JOSÉ MARÍA MARCO-LA RAZÓN

  • No vendría mal colocar en el centro de la conciencia pública las amenazas a las que nos enfrentamos y las virtudes cívicas que requiere la defensa de nuestros países.
Hace unos años, en un arrebato de sinceridad, sin duda bien calculado, Pedro Sánchez confesó que sobraba el Ministerio de Defensa. Ni que decir tiene que cuando llegó al poder no consideró que el Ministerio de Defensa sobrara. Recientemente, ante la invasión de Ucrania por Rusia, Sánchez se negó a comprometerse a enviar armas al país agredido, como no fuera a través de un fondo especial de la UE. La presión de nuestros aliados –y la celebración de una cumbre de la OTAN en Madrid dentro de poco tiempo– le llevaron a cambiar de opinión. Decidió entonces que destinaría 23 millones de euros a ayuda directa a Ucrania, entre armas y ayuda humanitaria. Ahora ha llegado otro giro de guion, al anunciar Sánchez que está dispuesto a alcanzar, en algún momento, el famoso 2 por ciento en gasto de Defensa que debería ser la contribución mínima de cada uno de los países aliados. El presupuesto super expansionista de 2022 tenía previsto un aumento del 5,9 por ciento en Defensa. Veremos cómo se las arregla Sánchez para cumplir, o para no cumplir, que es lo más probable, esta nueva promesa.

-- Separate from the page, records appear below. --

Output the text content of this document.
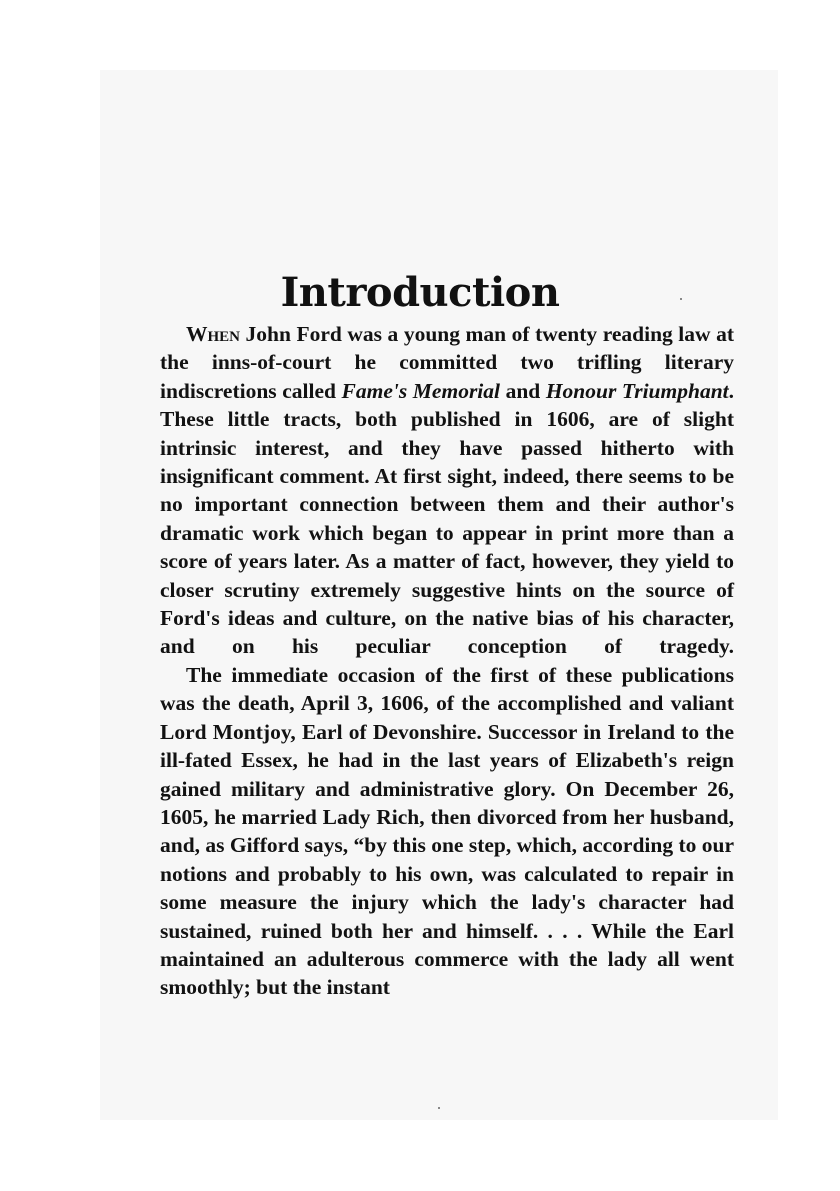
Introduction

When John Ford was a young man of twenty reading law at the inns-of-court he committed two trifling literary indiscretions called Fame's Memorial and Honour Triumphant. These little tracts, both published in 1606, are of slight intrinsic interest, and they have passed hitherto with insignificant comment. At first sight, indeed, there seems to be no important connection between them and their author's dramatic work which began to appear in print more than a score of years later. As a matter of fact, however, they yield to closer scrutiny extremely suggestive hints on the source of Ford's ideas and culture, on the native bias of his character, and on his peculiar conception of tragedy.

The immediate occasion of the first of these publications was the death, April 3, 1606, of the accomplished and valiant Lord Montjoy, Earl of Devonshire. Successor in Ireland to the ill-fated Essex, he had in the last years of Elizabeth's reign gained military and administrative glory. On December 26, 1605, he married Lady Rich, then divorced from her husband, and, as Gifford says, “by this one step, which, according to our notions and probably to his own, was calculated to repair in some measure the injury which the lady's character had sustained, ruined both her and himself. . . . While the Earl maintained an adulterous commerce with the lady all went smoothly; but the instant
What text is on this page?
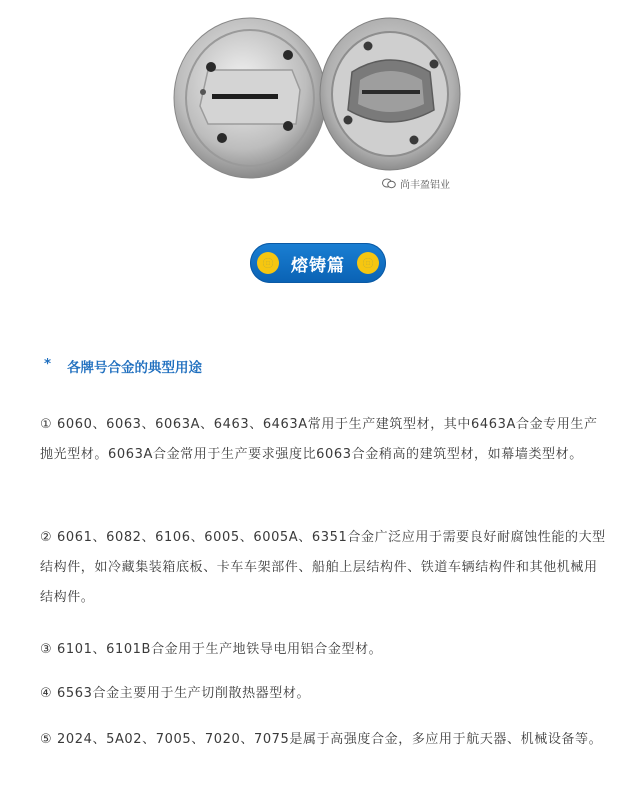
尚丰盈铝业
熔铸篇
* 各牌号合金的典型用途

① 6060、6063、6063A、6463、6463A常用于生产建筑型材，其中6463A合金专用生产抛光型材。6063A合金常用于生产要求强度比6063合金稍高的建筑型材，如幕墙类型材。

② 6061、6082、6106、6005、6005A、6351合金广泛应用于需要良好耐腐蚀性能的大型结构件，如冷藏集装箱底板、卡车车架部件、船舶上层结构件、铁道车辆结构件和其他机械用结构件。

③ 6101、6101B合金用于生产地铁导电用铝合金型材。

④ 6563合金主要用于生产切削散热器型材。

⑤ 2024、5A02、7005、7020、7075是属于高强度合金，多应用于航天器、机械设备等。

Es cierto que en el caso de la guerra de Ucrania, la irresponsabilidad de Sánchez no supera la de los socios europeos y, en general occidentales, de nuestro país. Parece que Zelenski albergaba otras esperanzas (al menos es mejor pensarlo así, de momento), pero no resultaba difícil prever que, llegada la invasión de Ucrania, la OTAN no intervendría en el territorio atacado. A nadie se le escapan los motivos, entre los cuales no es el menor evitar una guerra mundial, sin metáforas de ninguna clase, entre Rusia y los países occidentales. En el caso de Sánchez, la larga reticencia a cualquier compromiso se ve compensada por una intensificación de la retórica entre humanitaria y compasiva –con algún toque geoestratégico– que, como siempre, suena a falsa: no son los 23 millones de euros los que van a decidir la lucha de un pueblo «indefenso» contra «una potencia nuclear», por mucho que los ucranianos que se enfrentan a los invasores lo agradecerán, aunque sea con un rictus un poco amargo.

La retórica, sin embargo, tiene en este caso una especial importancia. La guerra de Ucrania enfrenta a los países de la Unión Europea a una realidad que se han negado a ver durante mucho tiempo. En cuanto a la energía, claro está, pero también en cuanto a su capacidad para defenderse. La guerra puede acabar con un avance del prestigio y la influencia de Occidente por la incapacidad de Rusia para ganarla. O bien puede llevar a un redoblado descrédito del bloque occidental, que volverá a parecer débil e inconsistente –y frívolo– a pesar de su prosperidad y su fabuloso nivel de vida. En cualquiera de los dos casos, será necesario no ya un aumento del presupuesto de Defensa, sino también un cambio en la mentalidad y la cultura. Entre otras cosas, es la retórica la que habrá de variar, y sin necesidad de elevarnos a nuevas cuotas de marcialidad épica, no vendría mal colocar en el centro de la conciencia pública las amenazas a las que nos enfrentamos y las virtudes cívicas que requiere la defensa de nuestros países.